A study conducted by Hubal tested 585 people, both male and female, from a very diverse group of backgrounds and ethnicities. These individuals were exposed to 12 weeks of progressive strength training and the range of muscle and strength gain was staggering. Those who responded the best to the program were able to increase their muscle mass by about 59% and their strength by some 250%. Those who responded the worst actually lost 2% of their muscle mass and didn’t get any stronger. They all had the same diets, and they experienced the same amount and type of exercise. The only explanation is genetics.
The simple answer to this question is a good diet and plenty of exercise, but there’s much more to it than that. When you work out and train hard every day, the results you see in the mirror are actually the result of a process called satellite cell-mediated myonuclear addition. That’s quite a mouthful, but it’s actually pretty simple to understand. There are satellite cells that orbit your muscle fibers, and these cells essentially sacrifice themselves so their nucleic material can transfer into your muscle fibers. This provides your muscles with more genetic material, which allows them to grow larger and stronger.
In the aforementioned study, scientists took a look at the possible reasons why some individuals responded better than others despite the same diet and exercise program.
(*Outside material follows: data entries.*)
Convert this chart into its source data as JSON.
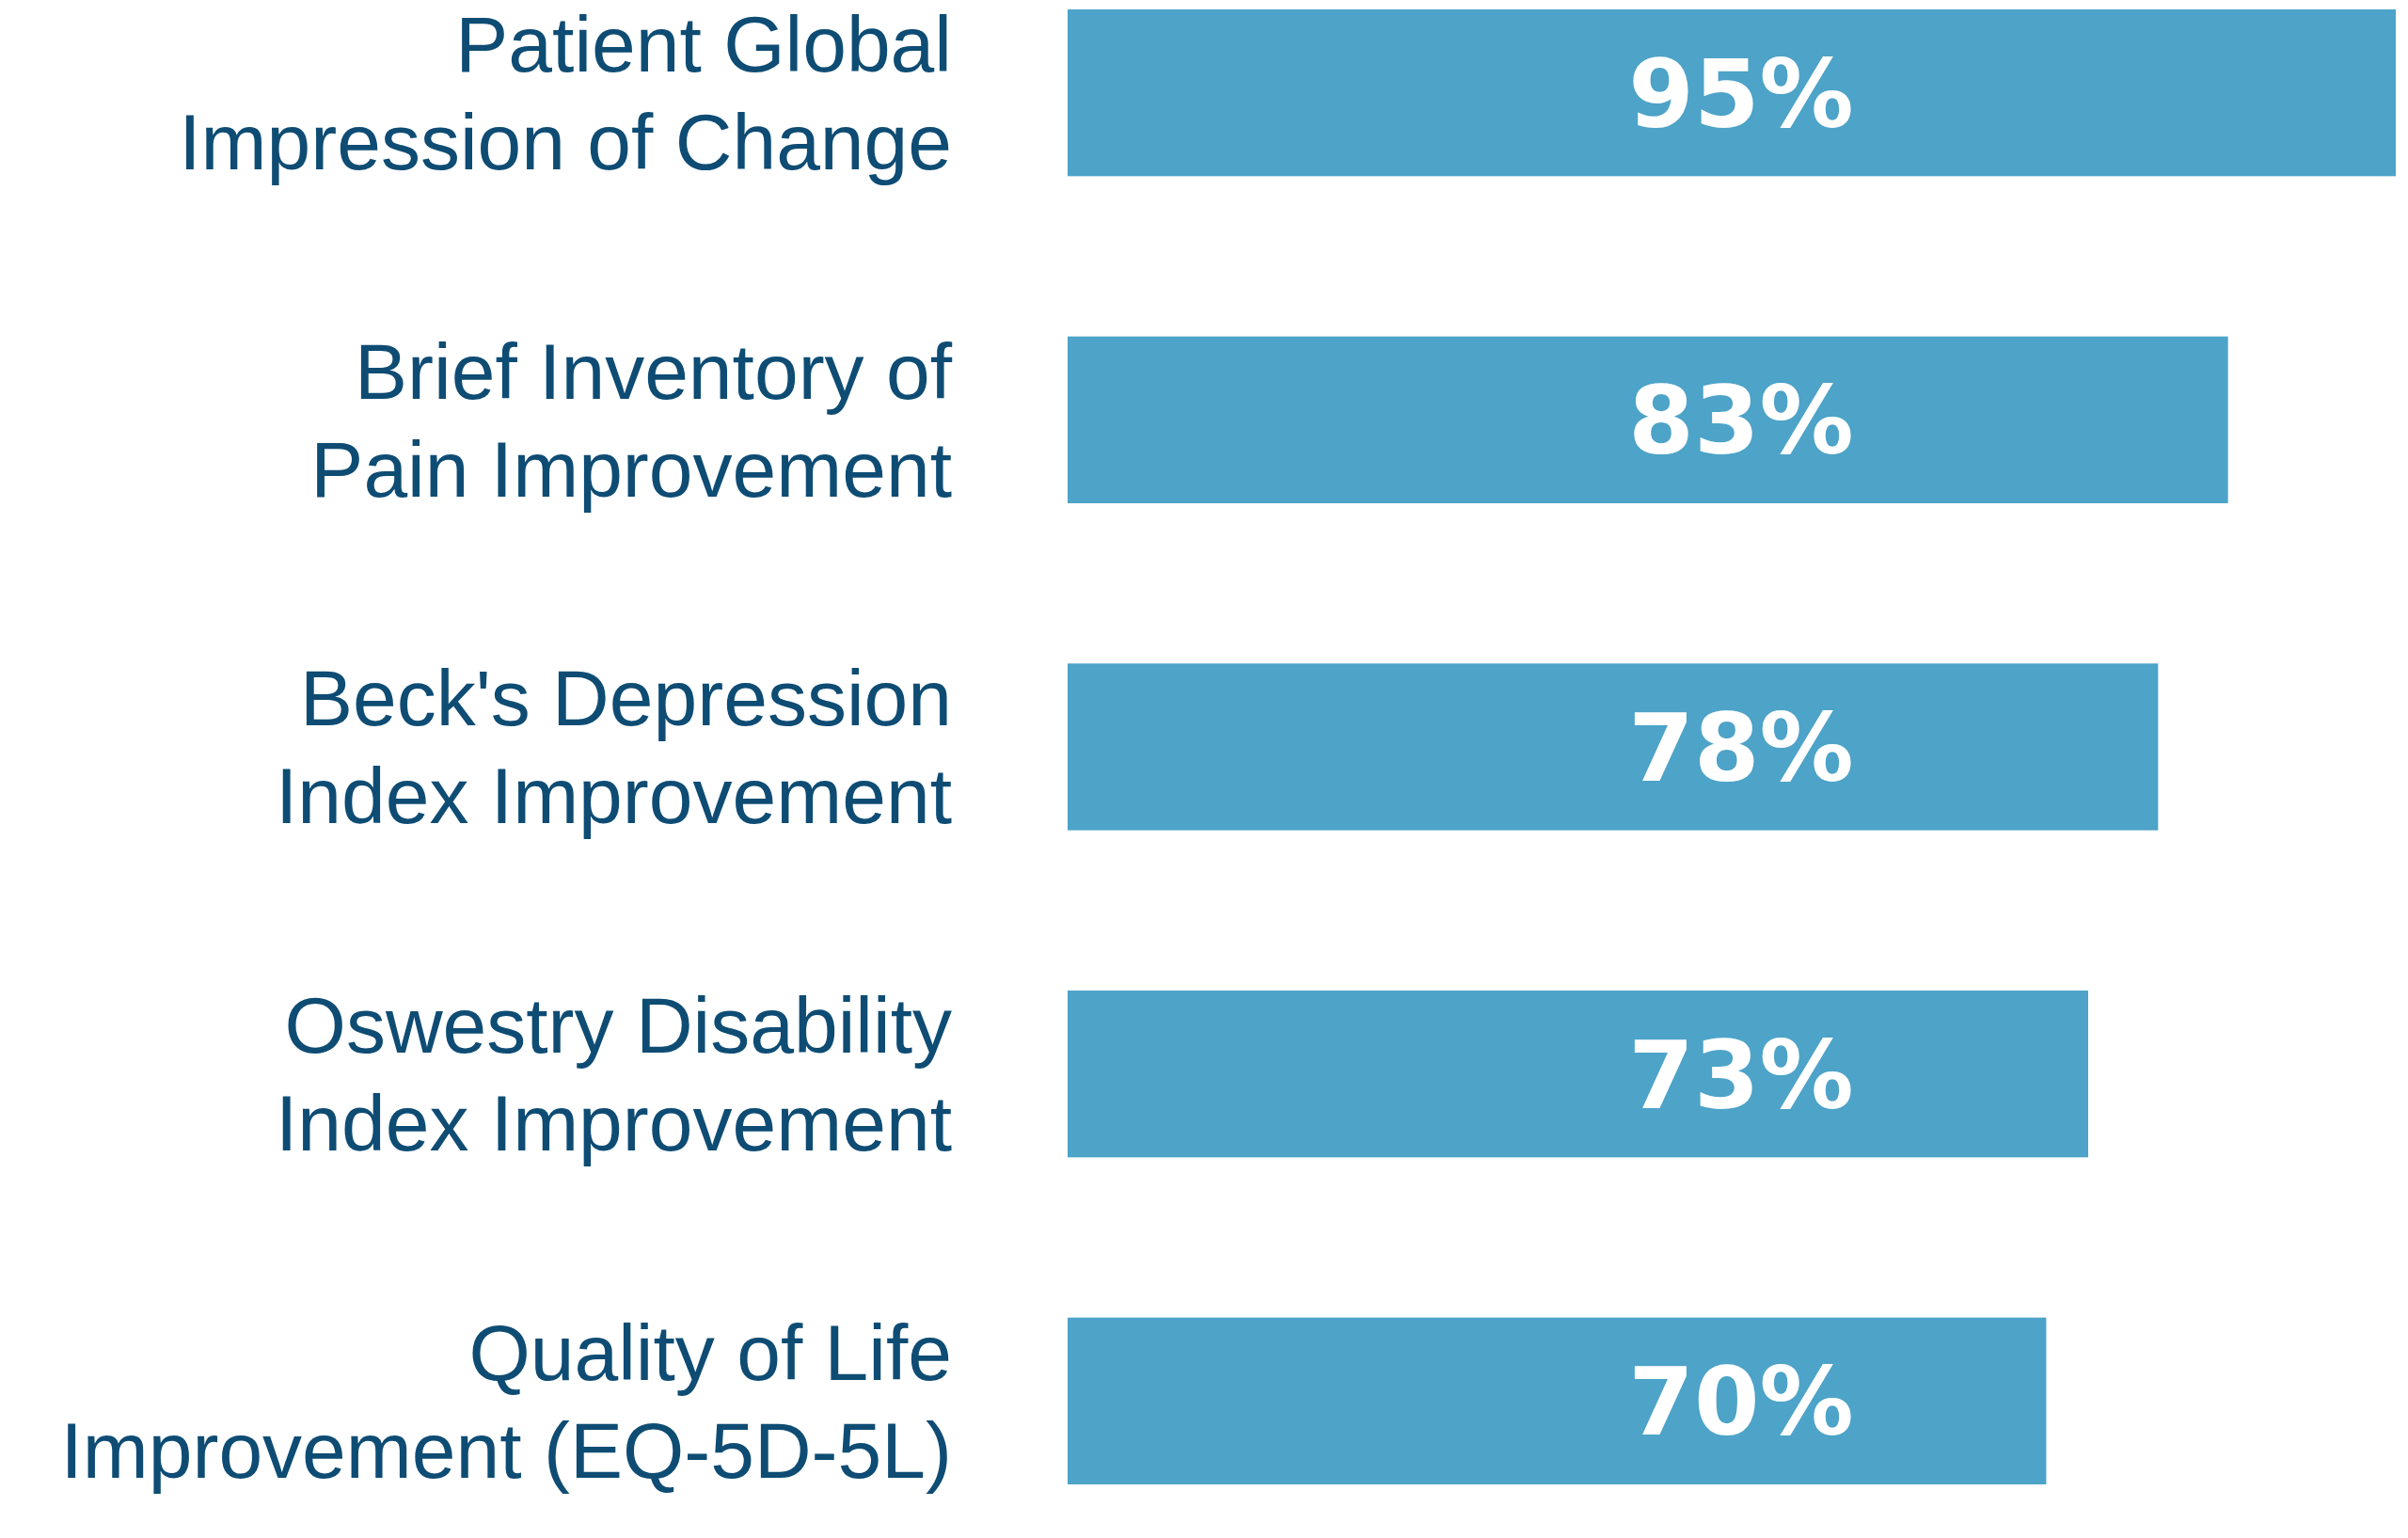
{
  "chart_data": {
    "type": "bar",
    "orientation": "horizontal",
    "categories": [
      "Patient Global\nImpression of Change",
      "Brief Inventory of\nPain Improvement",
      "Beck's Depression\nIndex Improvement",
      "Oswestry Disability\nIndex Improvement",
      "Quality of Life\nImprovement (EQ-5D-5L)"
    ],
    "values": [
      95,
      83,
      78,
      73,
      70
    ],
    "value_labels": [
      "95%",
      "83%",
      "78%",
      "73%",
      "70%"
    ],
    "color": "#4da3c8"
  }
}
They found that those who responded the best had far more satellite cells surrounding their muscle fibers than those who didn’t respond well at all. Unfortunately, there’s no diet or exercise plan that can increase the number of satellite cells in your muscles. That’s all left up to genetics. Science is still tracking down the exact gene that regulates myonuclear addition, which may provide some insight as to why certain groups people seem to hit the genetic lottery when it comes to muscle and strength.
If you are one of the unfortunate people with very few satellite cells, don’t fret. You can still gain plenty of muscle and strength, but it’ll require more work and determination, and it’ll probably take you longer, too. As always, be sure to eat a diet rich enough in calories to provide you with the energy you need, and rich enough in protein to provide the amino acids your body needs to build new muscle tissue. Combine that with a solid workout routine, and perhaps even a supplement like creatine or whey protein, and you’ll find that you can overcome genetics after all.
As it turns out, your genes do a lot more than simply determine the color of your eyes. Your very DNA is responsible for the amount of muscle and strength you can gain. While this may be difficult for people who work and train hard for minimal results, those results can and will add up over time.